国王ジンノ、王妃エリザベス、宰相クラマ、そして辺境伯ザンタの三人が王子たちとは別室で話し合っていた。話の内容は各々の過去の語らいだった。それぞれの王家の仕事の話とザンタの商人から貴族への成り上がりの話で盛り上がっていた。


「……まあ、私は両親の無罪を信じてくれた人たちの助力を得て商人の道を行くことができたのです。そこからは多くの人々と交流していきながら処世術や話術を磨いて商人の生き方を学び、最終的に貴族の地位をいただけるほどの大成功を遂げたのです。つらいことも山のようにありましたが、私は自分の人生を誇れます」


特にザンタの話は、他の三人にとても感情移入させられるものだった。


「そんなことがあったのか。私達の知らぬ間に多くの友を得て苦難を乗り越えてきたのだな。共にその道を歩むことはおろか助けになることができなかったのが悔しい限りだ」


「そうですわね。ザンタが己の家名を隠していたのは仕方ありませんが、どうにかできなかったのかと思えてなりませんわ」


「私がもっと有能であれば、ザンタさんの力になれたのでしょうか……」


悔しさ、後悔、悲しみ。そんな感情を抱いて暗い顔をする三人に対して、ザンタは純粋に自分の思いを伝えた。


「陛下に王妃様、それにクラマは国の政に力を尽くす義務があります。私のことを見つけ出したとしても、国のことを優先すべきです。そうでなければ私が許せません。かつて国と先代国王陛下に忠誠を誓った敬愛する我が父上のように。……気持ちだけで十分ですよ」


ザンタは曇り一つない笑顔で言った。気持ちだけで十分だとしっかり伝えたかったのだ。


「……だからこそ、力になってやりたかったのだ。

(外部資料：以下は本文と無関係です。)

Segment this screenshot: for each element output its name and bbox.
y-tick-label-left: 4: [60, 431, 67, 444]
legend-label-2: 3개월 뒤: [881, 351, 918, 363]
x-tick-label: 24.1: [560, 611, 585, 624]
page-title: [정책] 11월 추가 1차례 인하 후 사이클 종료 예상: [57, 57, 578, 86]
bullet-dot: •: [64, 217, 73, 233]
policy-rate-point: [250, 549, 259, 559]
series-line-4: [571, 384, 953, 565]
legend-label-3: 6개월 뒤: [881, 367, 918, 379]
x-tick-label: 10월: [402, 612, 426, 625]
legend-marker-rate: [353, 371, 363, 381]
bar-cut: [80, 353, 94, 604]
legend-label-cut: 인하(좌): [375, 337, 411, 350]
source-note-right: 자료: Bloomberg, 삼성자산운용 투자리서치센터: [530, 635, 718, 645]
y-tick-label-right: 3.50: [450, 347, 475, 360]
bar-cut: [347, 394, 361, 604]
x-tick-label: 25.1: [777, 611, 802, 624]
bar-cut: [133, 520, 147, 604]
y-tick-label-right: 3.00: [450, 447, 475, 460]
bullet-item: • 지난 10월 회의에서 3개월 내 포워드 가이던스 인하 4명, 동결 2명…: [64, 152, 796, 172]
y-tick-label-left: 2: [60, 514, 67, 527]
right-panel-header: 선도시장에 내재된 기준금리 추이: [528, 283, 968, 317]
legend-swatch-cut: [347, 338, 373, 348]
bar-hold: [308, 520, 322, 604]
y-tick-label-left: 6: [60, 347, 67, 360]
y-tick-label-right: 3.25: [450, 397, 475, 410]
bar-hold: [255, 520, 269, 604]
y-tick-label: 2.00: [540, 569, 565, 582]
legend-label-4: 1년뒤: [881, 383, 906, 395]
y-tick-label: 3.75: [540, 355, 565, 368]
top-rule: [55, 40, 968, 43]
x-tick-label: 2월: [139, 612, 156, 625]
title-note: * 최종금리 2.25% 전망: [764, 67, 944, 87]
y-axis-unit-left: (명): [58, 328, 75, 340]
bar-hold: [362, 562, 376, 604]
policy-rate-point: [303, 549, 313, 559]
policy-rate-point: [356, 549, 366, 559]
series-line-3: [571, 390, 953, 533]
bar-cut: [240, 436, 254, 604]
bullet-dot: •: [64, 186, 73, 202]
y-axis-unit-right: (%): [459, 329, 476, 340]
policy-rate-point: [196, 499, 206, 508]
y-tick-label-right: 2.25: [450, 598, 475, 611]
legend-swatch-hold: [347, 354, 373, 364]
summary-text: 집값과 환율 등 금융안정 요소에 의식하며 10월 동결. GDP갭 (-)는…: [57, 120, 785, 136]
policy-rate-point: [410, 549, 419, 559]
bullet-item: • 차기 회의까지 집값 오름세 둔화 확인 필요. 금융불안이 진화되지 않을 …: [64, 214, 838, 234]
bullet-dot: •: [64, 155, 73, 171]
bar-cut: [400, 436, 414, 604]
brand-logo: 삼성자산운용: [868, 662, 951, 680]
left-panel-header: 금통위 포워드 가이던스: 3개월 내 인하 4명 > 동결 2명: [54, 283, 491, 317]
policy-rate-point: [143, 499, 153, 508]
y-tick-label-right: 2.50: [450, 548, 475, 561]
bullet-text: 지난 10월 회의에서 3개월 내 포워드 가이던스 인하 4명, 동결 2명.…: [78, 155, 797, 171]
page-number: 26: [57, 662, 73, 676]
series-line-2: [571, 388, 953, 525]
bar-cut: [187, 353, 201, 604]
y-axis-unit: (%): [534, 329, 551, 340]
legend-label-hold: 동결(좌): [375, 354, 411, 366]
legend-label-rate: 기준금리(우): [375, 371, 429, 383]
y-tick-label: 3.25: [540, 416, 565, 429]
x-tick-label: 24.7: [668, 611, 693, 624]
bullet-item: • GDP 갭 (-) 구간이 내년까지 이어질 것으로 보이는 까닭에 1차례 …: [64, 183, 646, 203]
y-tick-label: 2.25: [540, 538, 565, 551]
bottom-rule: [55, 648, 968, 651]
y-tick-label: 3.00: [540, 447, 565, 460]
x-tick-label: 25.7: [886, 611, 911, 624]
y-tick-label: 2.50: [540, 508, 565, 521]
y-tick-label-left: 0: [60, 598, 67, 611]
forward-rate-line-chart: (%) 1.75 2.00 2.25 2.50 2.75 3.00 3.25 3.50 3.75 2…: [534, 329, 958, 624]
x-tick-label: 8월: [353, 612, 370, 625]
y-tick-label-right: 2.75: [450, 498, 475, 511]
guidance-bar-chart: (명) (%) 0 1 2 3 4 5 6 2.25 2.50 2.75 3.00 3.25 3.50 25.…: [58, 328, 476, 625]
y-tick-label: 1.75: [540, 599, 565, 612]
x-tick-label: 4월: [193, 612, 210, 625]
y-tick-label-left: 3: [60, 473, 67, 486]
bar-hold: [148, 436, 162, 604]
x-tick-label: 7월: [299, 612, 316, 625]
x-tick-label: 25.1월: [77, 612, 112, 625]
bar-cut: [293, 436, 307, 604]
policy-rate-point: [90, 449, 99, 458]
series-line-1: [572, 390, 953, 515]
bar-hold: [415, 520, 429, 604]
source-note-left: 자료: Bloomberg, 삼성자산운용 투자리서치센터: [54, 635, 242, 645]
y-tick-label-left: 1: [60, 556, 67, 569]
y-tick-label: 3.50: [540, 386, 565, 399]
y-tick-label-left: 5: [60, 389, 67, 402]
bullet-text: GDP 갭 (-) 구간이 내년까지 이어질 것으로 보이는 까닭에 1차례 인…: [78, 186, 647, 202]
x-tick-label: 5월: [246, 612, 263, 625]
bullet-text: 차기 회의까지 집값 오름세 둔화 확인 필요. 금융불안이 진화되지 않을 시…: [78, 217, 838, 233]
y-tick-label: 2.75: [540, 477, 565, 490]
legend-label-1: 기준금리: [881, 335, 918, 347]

もっとも、気付いた時には我が国に多大な利益をくれた大商人になっていたがな。だからこそ、男爵位を与えた。すぐにでも辺境伯の地位を戻してやりたかったのだが私も国王としての立場もあった。そう簡単に贔屓することができなかった」


「辺境伯の地位なら強引にくださったではありませんか。これからそれに見合う功績を上げなければならないと思うと胃に穴が開きそうですがな。ただでさえ商売の仕事もあるのに……」


それはザンタの本心だった。裁判所では国王に押されて辺境伯になったが、後で思い返すと荷が重い立場になったと思うようになったのだ。男爵から一気に辺境伯になるなど前例がない。そもそも、地位が高いということはそれだけ重要な仕事を任されるということでもあるのだ。今も商人としの仕事と一般的な貴族の仕事もこなしているというのに、そこに辺境伯となったことで、王家から重要な仕事を任されると思うと荷が重く感じざるを得ない。